Sono fermamente deciso
a ripetere l’esperienza più e più volte. Parteciperò a ogni belk, e ogni volta cercherò di raggiungere
Irhyel e i suoi segreti, fino a quando sarò riuscito a scoprire come venivano
fabbricati i portali triangolari.
Tutto quello in cui
credo, tutto quello che faccio dipende solo da questo.
Velthur richiuse il diario. Aveva letto a sufficienza per
rimanere perplesso e sconcertato come poche altre volte. Il racconto era ancora
più incredibile di tutti gli altri che aveva ascoltato dai suoi compaesani. Più
della figura nera nello specchio, più del mostruoso essere con la testa a
occhio e la processione di misteriosi monaci ultraterreni, più della porta
fantasma aperta su di un mondo di crepuscolo verde. Incredibile quasi come le
paurose leggende intorno alla Valle dei Gigli.
Cercava di dirsi che probabilmente si era trattato solo
dell’allucinata visione di un pazzo pieno di droghe di ogni tipo, ma c’erano
altre cose che lo inquietavano.
«È stato ad Irhyel, quel maledetto….. ha trovato Irhyel e ne
è tornato vivo! Non ci posso credere! È riuscito nell’impresa che tanti
viaggiatori hanno fallito».
Disse rivolto alle pagine, pentendosi di non aver voluto
leggere prima quel diario maledetto.
Forse il viaggio onirico era stato solo un miraggio, ma non
per questo poteva essere sicuro che lo fosse stato anche il viaggio reale nella
mitica città morta avvenuto anni prima, a cui Aralar aveva accennato qua e là.

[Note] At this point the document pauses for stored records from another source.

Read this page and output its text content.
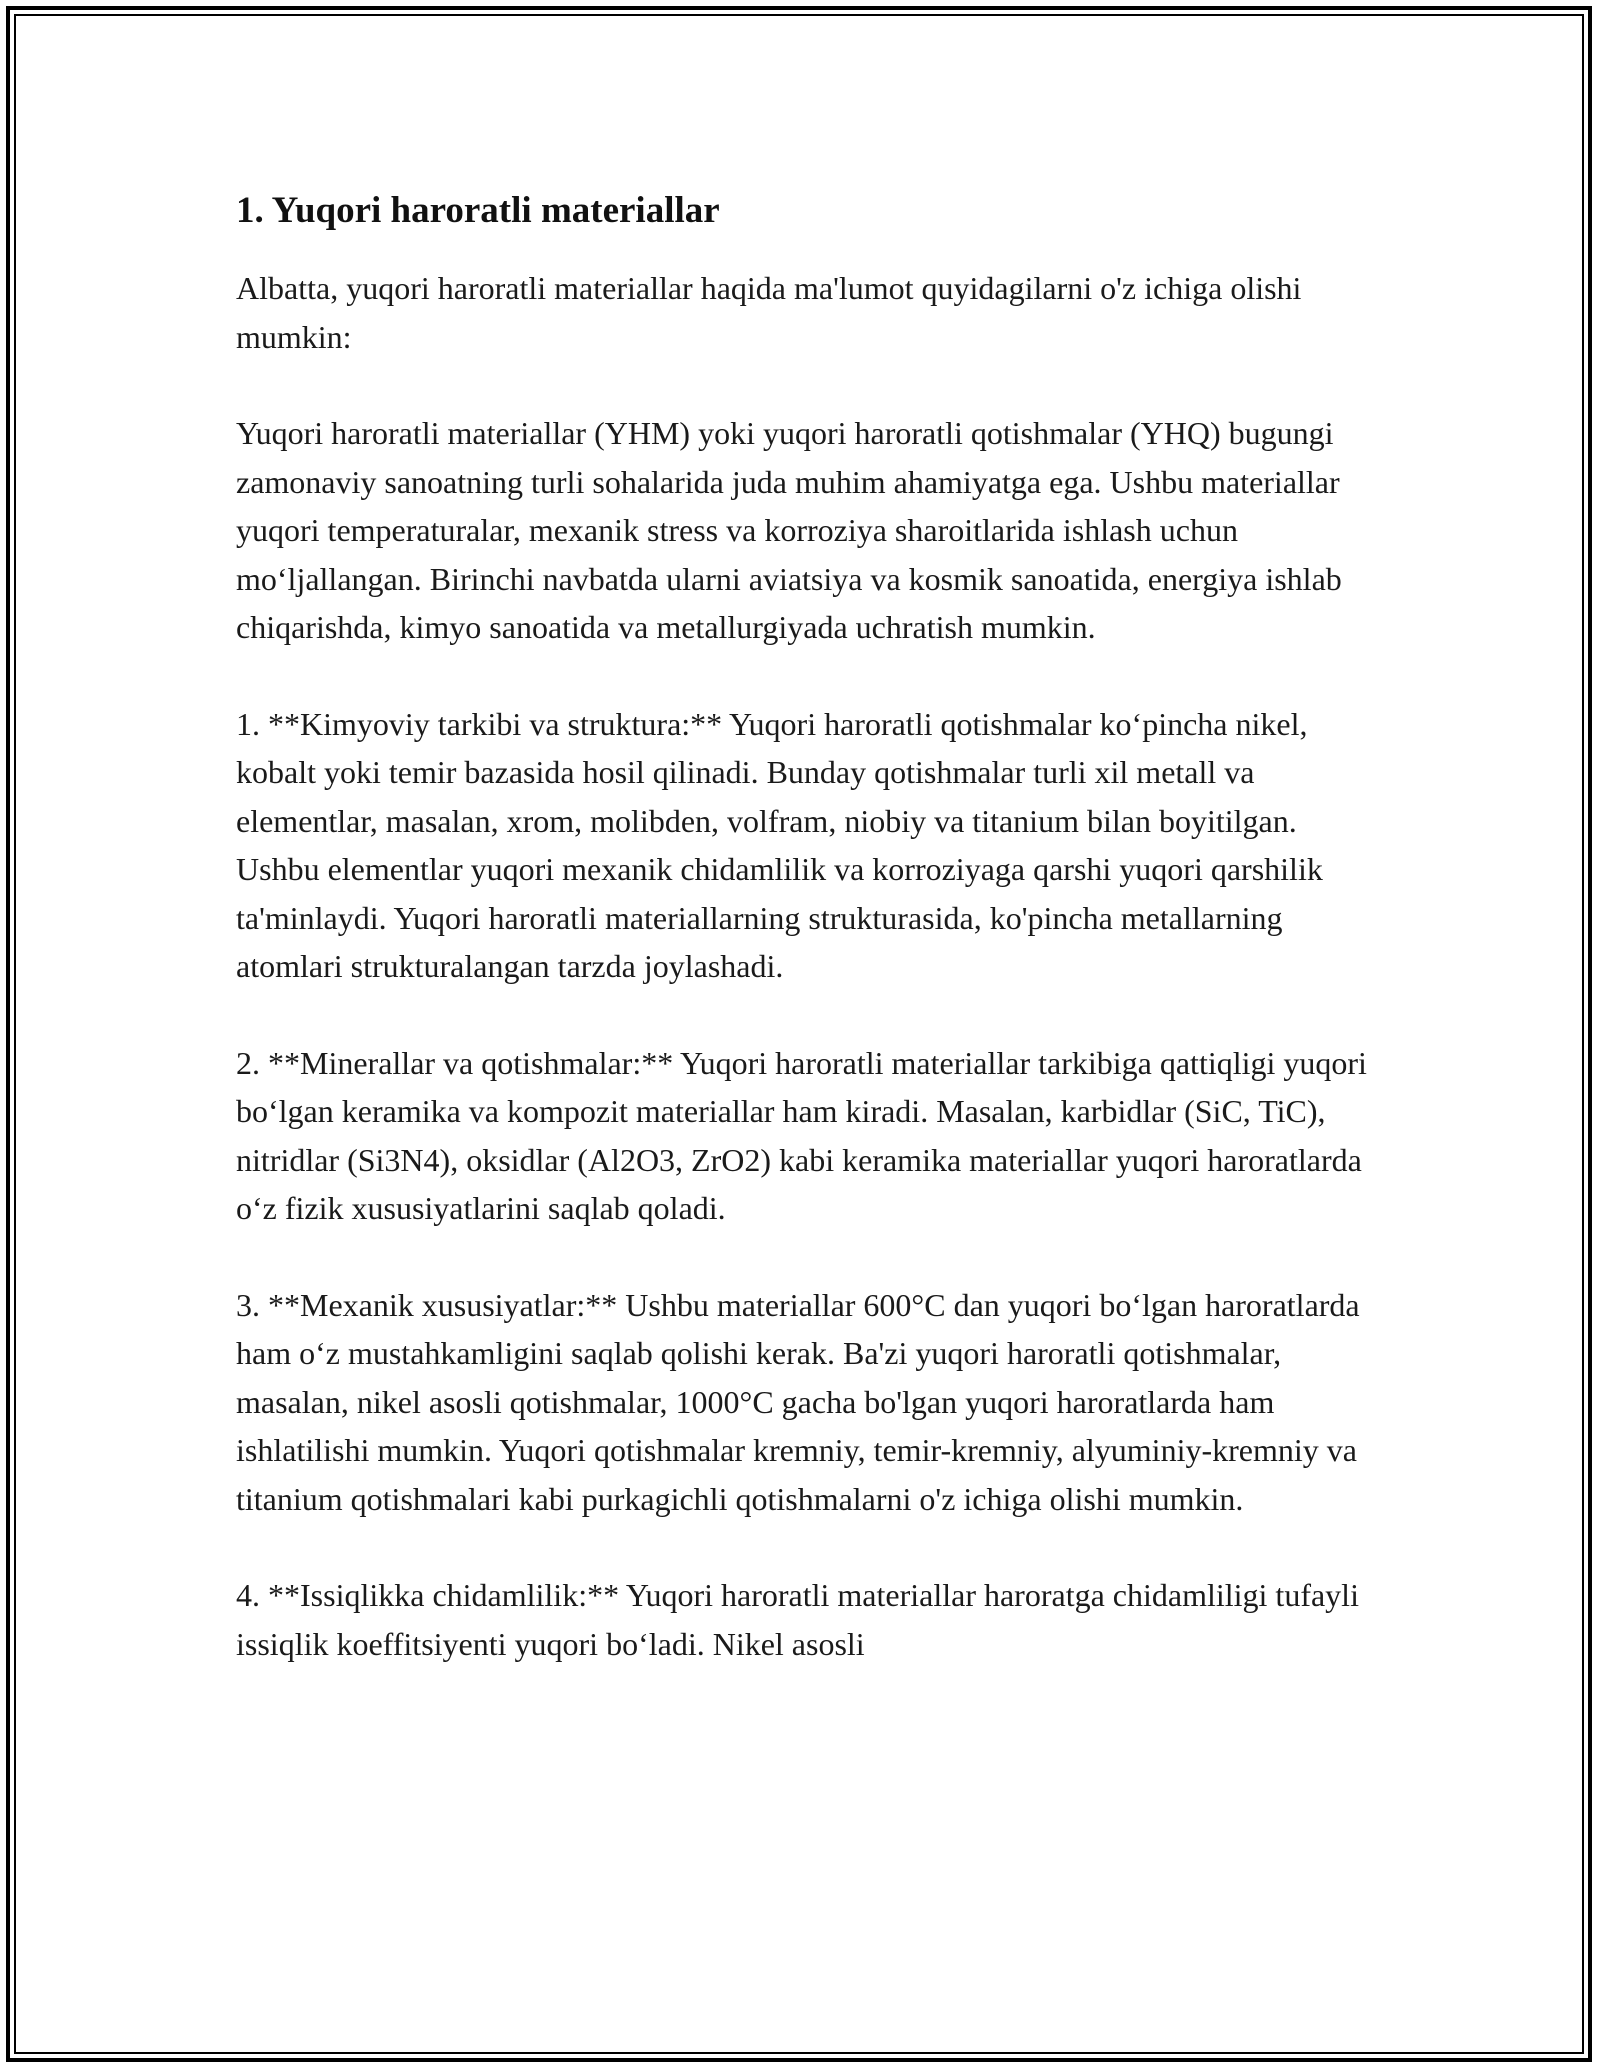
1. Yuqori haroratli materiallar

Albatta, yuqori haroratli materiallar haqida ma'lumot quyidagilarni o'z ichiga olishi mumkin:

Yuqori haroratli materiallar (YHM) yoki yuqori haroratli qotishmalar (YHQ) bugungi zamonaviy sanoatning turli sohalarida juda muhim ahamiyatga ega. Ushbu materiallar yuqori temperaturalar, mexanik stress va korroziya sharoitlarida ishlash uchun mo‘ljallangan. Birinchi navbatda ularni aviatsiya va kosmik sanoatida, energiya ishlab chiqarishda, kimyo sanoatida va metallurgiyada uchratish mumkin.

1. **Kimyoviy tarkibi va struktura:** Yuqori haroratli qotishmalar ko‘pincha nikel, kobalt yoki temir bazasida hosil qilinadi. Bunday qotishmalar turli xil metall va elementlar, masalan, xrom, molibden, volfram, niobiy va titanium bilan boyitilgan. Ushbu elementlar yuqori mexanik chidamlilik va korroziyaga qarshi yuqori qarshilik ta'minlaydi. Yuqori haroratli materiallarning strukturasida, ko'pincha metallarning atomlari strukturalangan tarzda joylashadi.

2. **Minerallar va qotishmalar:** Yuqori haroratli materiallar tarkibiga qattiqligi yuqori bo‘lgan keramika va kompozit materiallar ham kiradi. Masalan, karbidlar (SiC, TiC), nitridlar (Si3N4), oksidlar (Al2O3, ZrO2) kabi keramika materiallar yuqori haroratlarda o‘z fizik xususiyatlarini saqlab qoladi.

3. **Mexanik xususiyatlar:** Ushbu materiallar 600°C dan yuqori bo‘lgan haroratlarda ham o‘z mustahkamligini saqlab qolishi kerak. Ba'zi yuqori haroratli qotishmalar, masalan, nikel asosli qotishmalar, 1000°C gacha bo'lgan yuqori haroratlarda ham ishlatilishi mumkin. Yuqori qotishmalar kremniy, temir-kremniy, alyuminiy-kremniy va titanium qotishmalari kabi purkagichli qotishmalarni o'z ichiga olishi mumkin.

4. **Issiqlikka chidamlilik:** Yuqori haroratli materiallar haroratga chidamliligi tufayli issiqlik koeffitsiyenti yuqori bo‘ladi. Nikel asosli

Indubbiamente la profezia delle Tre Madri del Fato si stava
realizzando. Dentro le pagine del diario stava trovando le risposte alle
domande che l’avevano assillato sette anni prima e che poi aveva cercato di
dimenticare assieme a chi le aveva suscitate.
Irhyel era un’antica leggenda che i mercanti navigatori del
Veltyan avevano portato dalle coste occidentali di Edan Synair.
La gente dei villaggi di pescatori e di pastori, stretti fra
il mare e le montagne che confinavano con il Deserto Rosso, conservava
religiosamente il ricordo di un passato remoto, splendido e perduto, che aveva
suggestionato anche i navigatori e i mercanti, i quali avevano sognato di poter
ritrovare le rovine di Irhyel, la Città dei Geni, perduta tra le sabbie del
deserto. Ma le tribù di nomadi che sapevano qualcosa della sua ubicazione si
erano sempre rifiutate di condurre qualsiasi straniero a tali rovine, poiché
erano considerate maledette e proibite dai superstiziosi locali.
Perun Oyarsun aveva narrato tali leggende in uno dei suoi
libri, accennando agli spiriti demoniaci che infesterebbero ancora le rovine, e
che sorveglierebbero i suoi immensi tesori nascosti nelle grandi catacombe
sotto le sabbie del Deserto Rosso.
Non pochi viaggiatori del Veltyan si erano persi nel
deserto, alla ricerca di quel regno favoloso. Altri erano tornati senza aver
trovato nulla. Uno però, da quel che ricordava, era riuscito a tornare dicendo
di aver trovato la città maledetta, ma
era completamente impazzito, forse per il sole implacabile del deserto.
E quel pazzo assassino perverso di Aralar Alpan raccontava
nel suo diario di averla trovata e di essersi pure avventurato nei suoi
sotterranei. Sicuramente non mentiva, dato che era il suo diario segreto.
Certo, poteva essere che anche quello fosse il parto malato della sua mente
folle, e che lui semplicemente si fosse convinto di aver trovato la mitica
Irhyel. Forse il sole del deserto aveva fatto impazzire anche lui.
Ma ora era più chiaro cosa veramente aveva voluto fare
l’eremita. Aveva desiderato di avere il dominio assoluto dei passaggi
all’Altrove, il potere di aprire porte verso mondi sconosciuti dovunque, e di
averne l’assoluto controllo. Un tale potere certamente l’avrebbe reso l’essere
più potente di Kellur.
Voleva il potere che era stato degli antichi Geni, per
essere uguale a loro. Essere uguale a un Dio. I portali triangolari dei Geni
erano la vera Soglia dell’Altrove, e permettevano a intere schiere di esseri di
passare da un mondo all’altro tutte le volte che volevano.
C’era da chiedersi, adesso, se avesse davvero scoperto il potere
dei portali triangolari che aveva descritto, e se davvero tali portali erano
mai esistiti, o erano solo frutto del suo delirio di onnipotenza. Ma se erano
esistiti, forse erano stati quelli la causa della sua morte.